= Cultural history of the United Kingdom =

The culture of the United Kingdom has been shaped throughout history by the various groups of the British Isles and influences from continental Europe, with the British Empire and modern globalisation resulting in mixture with other cultures in recent centuries.

== Ancient era ==
Throughout its history, the culture of Great Britain has primarily consisted of the separate native traditions of England, Scotland and Wales. With regard to cultural influences, prior to the expansion of the British Empire, the island had been most notably influenced by French culture (via the Normans), Scandinavian culture (via the Vikings) and Italian culture (via the Romans).

The arrival of Celtic and Germanic tribes influenced Britain's early development. The Celtic peoples introduced unique languages, traditions, and social structures. The ancient Roman occupation of Britain, lasting almost 400 years, also impacted the linguistic and cultural identity of Great Britain. Subsequently, the migrations of Germanic tribes, such as the Anglo-Saxons, further influenced the cultural landscape.

== Modern era ==

=== British Empire ===

The British Empire played an ever-increasing role in British life from the late 18th century onwards, as the economic impact and travel opportunities of colonialism saw greater British integration into the world.

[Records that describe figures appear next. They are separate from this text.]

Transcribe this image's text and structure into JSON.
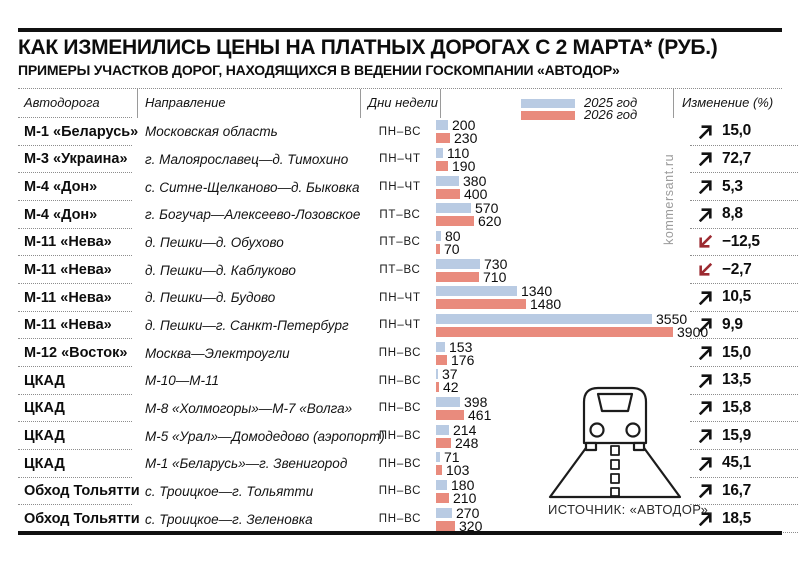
{
  "header": {
    "title": "КАК ИЗМЕНИЛИСЬ ЦЕНЫ НА ПЛАТНЫХ ДОРОГАХ С 2 МАРТА* (РУБ.)",
    "subtitle": "ПРИМЕРЫ УЧАСТКОВ ДОРОГ, НАХОДЯЩИХСЯ В ВЕДЕНИИ ГОСКОМПАНИИ «АВТОДОР»"
  },
  "columns": {
    "road": "Автодорога",
    "direction": "Направление",
    "days": "Дни недели",
    "change": "Изменение (%)"
  },
  "legend": {
    "items": [
      {
        "label": "2025 год",
        "color": "#b9cbe3"
      },
      {
        "label": "2026 год",
        "color": "#e98b7d"
      }
    ]
  },
  "colors": {
    "bar2025": "#b9cbe3",
    "bar2026": "#e98b7d",
    "arrow_up": "#121212",
    "arrow_down": "#9c2a31"
  },
  "icons": {
    "trend_up": "trend-up-arrow-icon",
    "trend_down": "trend-down-arrow-icon",
    "illustration": "car-on-road-icon"
  },
  "watermark": "kommersant.ru",
  "source": "ИСТОЧНИК: «АВТОДОР».",
  "chart_data": {
    "type": "bar",
    "orientation": "horizontal",
    "title": "КАК ИЗМЕНИЛИСЬ ЦЕНЫ НА ПЛАТНЫХ ДОРОГАХ С 2 МАРТА* (РУБ.)",
    "series_names": [
      "2025 год",
      "2026 год"
    ],
    "unit": "руб.",
    "scale_max": 3900,
    "legend_position": "top",
    "grid": false,
    "rows": [
      {
        "road": "М-1 «Беларусь»",
        "direction": "Московская область",
        "days": "ПН–ВС",
        "v2025": 200,
        "v2026": 230,
        "change": "15,0",
        "trend": "up"
      },
      {
        "road": "М-3 «Украина»",
        "direction": "г. Малоярославец—д. Тимохино",
        "days": "ПН–ЧТ",
        "v2025": 110,
        "v2026": 190,
        "change": "72,7",
        "trend": "up"
      },
      {
        "road": "М-4 «Дон»",
        "direction": "с. Ситне-Щелканово—д. Быковка",
        "days": "ПН–ЧТ",
        "v2025": 380,
        "v2026": 400,
        "change": "5,3",
        "trend": "up"
      },
      {
        "road": "М-4 «Дон»",
        "direction": "г. Богучар—Алексеево-Лозовское",
        "days": "ПТ–ВС",
        "v2025": 570,
        "v2026": 620,
        "change": "8,8",
        "trend": "up"
      },
      {
        "road": "М-11 «Нева»",
        "direction": "д. Пешки—д. Обухово",
        "days": "ПТ–ВС",
        "v2025": 80,
        "v2026": 70,
        "change": "−12,5",
        "trend": "down"
      },
      {
        "road": "М-11 «Нева»",
        "direction": "д. Пешки—д. Каблуково",
        "days": "ПТ–ВС",
        "v2025": 730,
        "v2026": 710,
        "change": "−2,7",
        "trend": "down"
      },
      {
        "road": "М-11 «Нева»",
        "direction": "д. Пешки—д. Будово",
        "days": "ПН–ЧТ",
        "v2025": 1340,
        "v2026": 1480,
        "change": "10,5",
        "trend": "up"
      },
      {
        "road": "М-11 «Нева»",
        "direction": "д. Пешки—г. Санкт-Петербург",
        "days": "ПН–ЧТ",
        "v2025": 3550,
        "v2026": 3900,
        "change": "9,9",
        "trend": "up"
      },
      {
        "road": "М-12 «Восток»",
        "direction": "Москва—Электроугли",
        "days": "ПН–ВС",
        "v2025": 153,
        "v2026": 176,
        "change": "15,0",
        "trend": "up"
      },
      {
        "road": "ЦКАД",
        "direction": "М-10—М-11",
        "days": "ПН–ВС",
        "v2025": 37,
        "v2026": 42,
        "change": "13,5",
        "trend": "up"
      },
      {
        "road": "ЦКАД",
        "direction": "М-8 «Холмогоры»—М-7 «Волга»",
        "days": "ПН–ВС",
        "v2025": 398,
        "v2026": 461,
        "change": "15,8",
        "trend": "up"
      },
      {
        "road": "ЦКАД",
        "direction": "М-5 «Урал»—Домодедово (аэропорт)",
        "days": "ПН–ВС",
        "v2025": 214,
        "v2026": 248,
        "change": "15,9",
        "trend": "up"
      },
      {
        "road": "ЦКАД",
        "direction": "М-1 «Беларусь»—г. Звенигород",
        "days": "ПН–ВС",
        "v2025": 71,
        "v2026": 103,
        "change": "45,1",
        "trend": "up"
      },
      {
        "road": "Обход Тольятти",
        "direction": "с. Троицкое—г. Тольятти",
        "days": "ПН–ВС",
        "v2025": 180,
        "v2026": 210,
        "change": "16,7",
        "trend": "up"
      },
      {
        "road": "Обход Тольятти",
        "direction": "с. Троицкое—г. Зеленовка",
        "days": "ПН–ВС",
        "v2025": 270,
        "v2026": 320,
        "change": "18,5",
        "trend": "up"
      }
    ]
  }
}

These encounters with the world had a debated impact on the formation of British national identity. British culture dispersed across the world and was absorbed into the colonies in various ways, some of which gradually undermined and eventually helped to disband the empire.

== Contemporary era ==

Throughout the imperial era and with the decline of the British Empire after World War II, Britain developed a more diverse cultural landscape through higher levels of immigration. The decline of imperial power also impacted society and culture; for example, cricket, which had been the most popular British sport for centuries and which had become identified with the imperial vision, lost ground to football.

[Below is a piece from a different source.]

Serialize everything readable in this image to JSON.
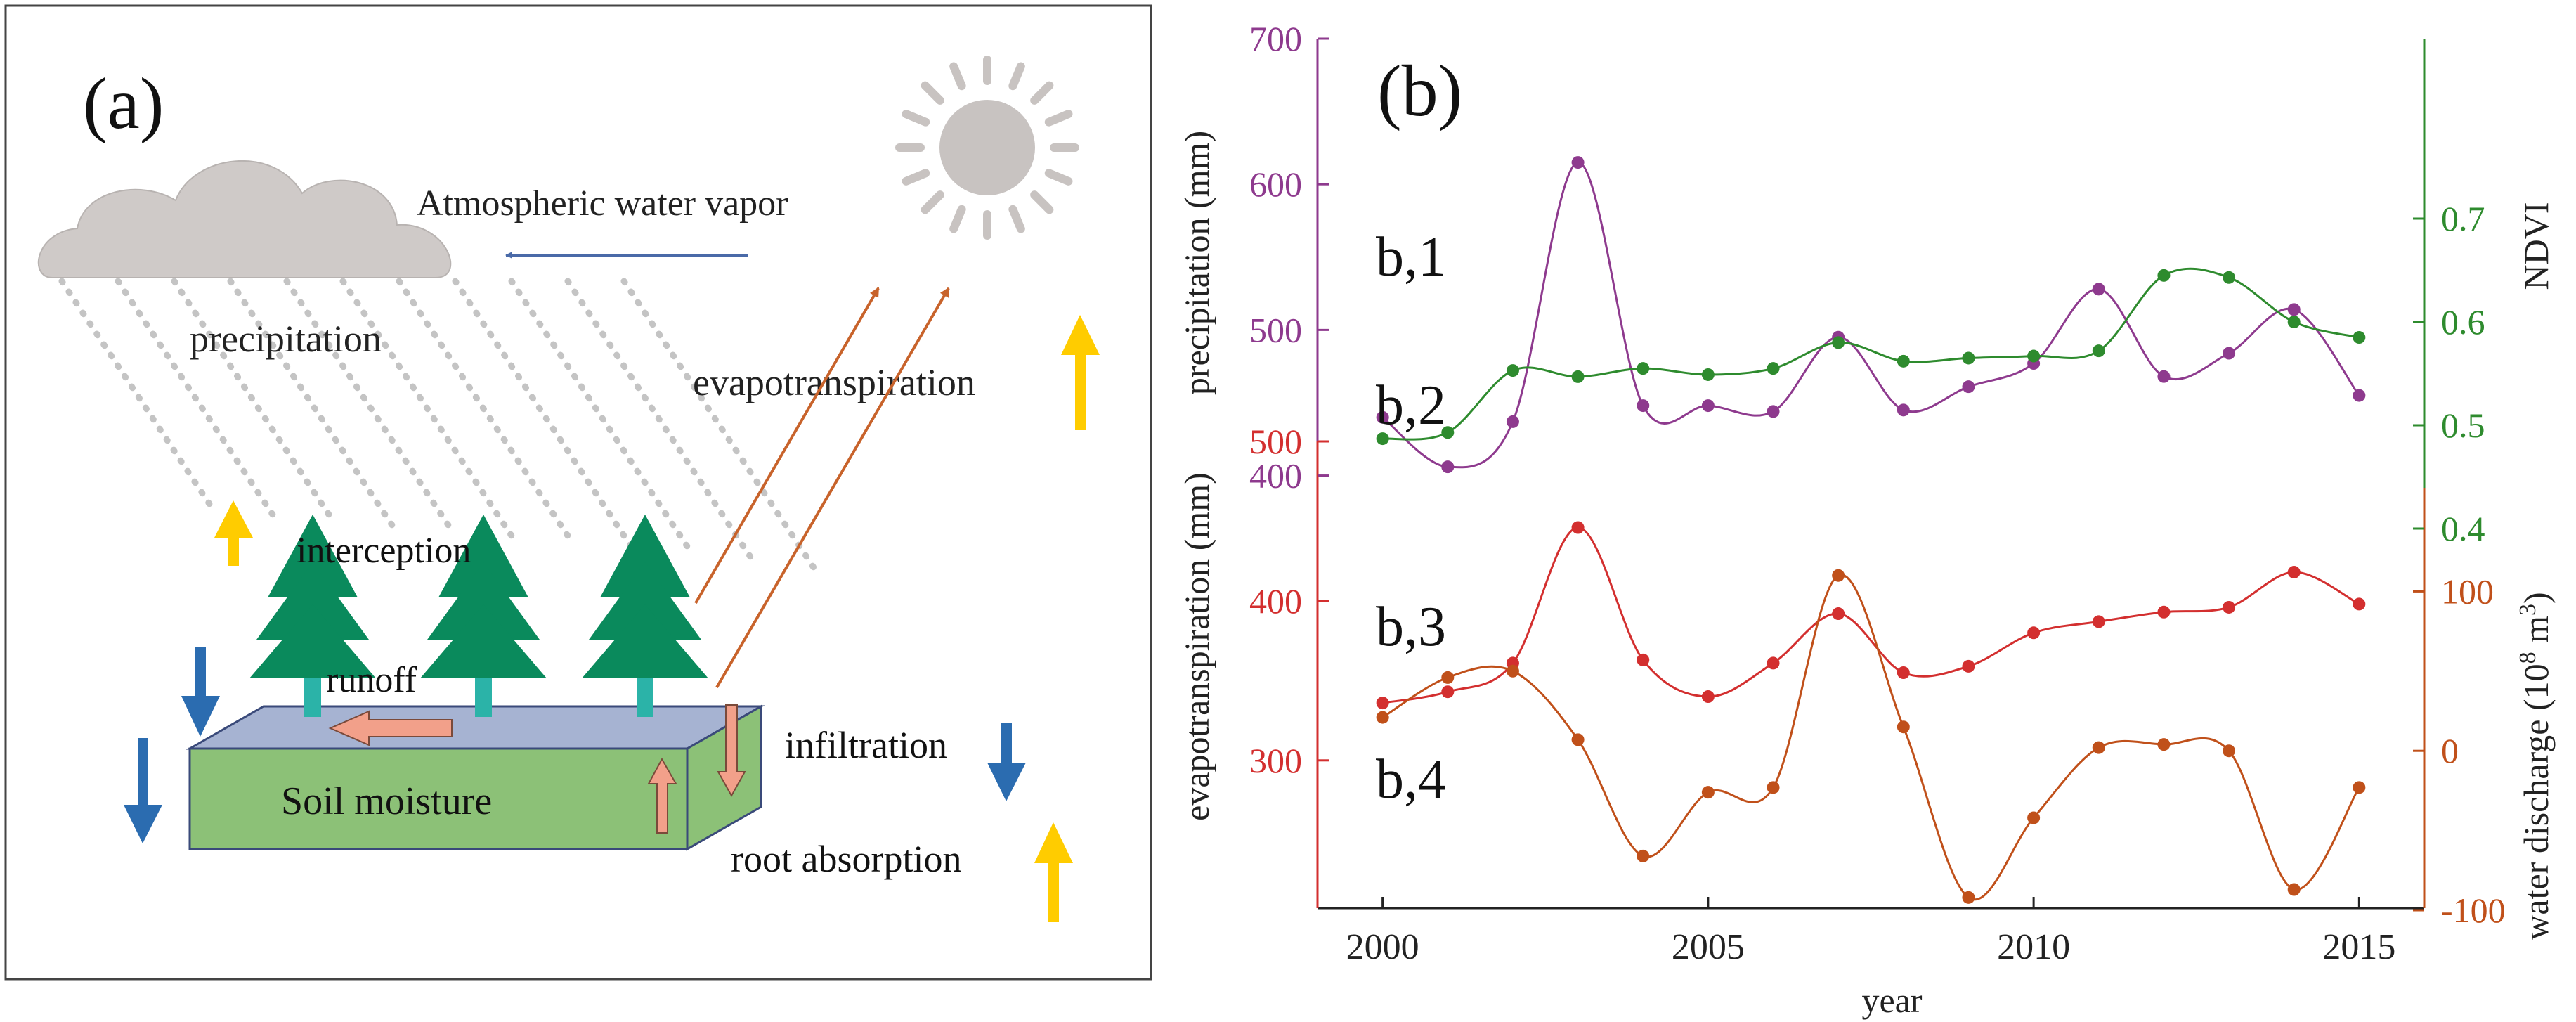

After the war ended, a sense of ease returned to society, though quality of life was still somewhat low in the 1950s. Television and Americanisation led to greater cultural fluidity as well as fears of change. The social history of the nation also began to be studied more intensely.

=== Post-Cold War ===
Following the Fall of the Berlin Wall in 1989 and EU enlargement in 2004 and 2007, the UK experienced a significant rise in immigration from Eastern Europe. Today, the UK has a sizable immigrant population, and encompasses the cultures of British people from various backgrounds, with South Asian, Continental European, African and Caribbean descent being most prevalent.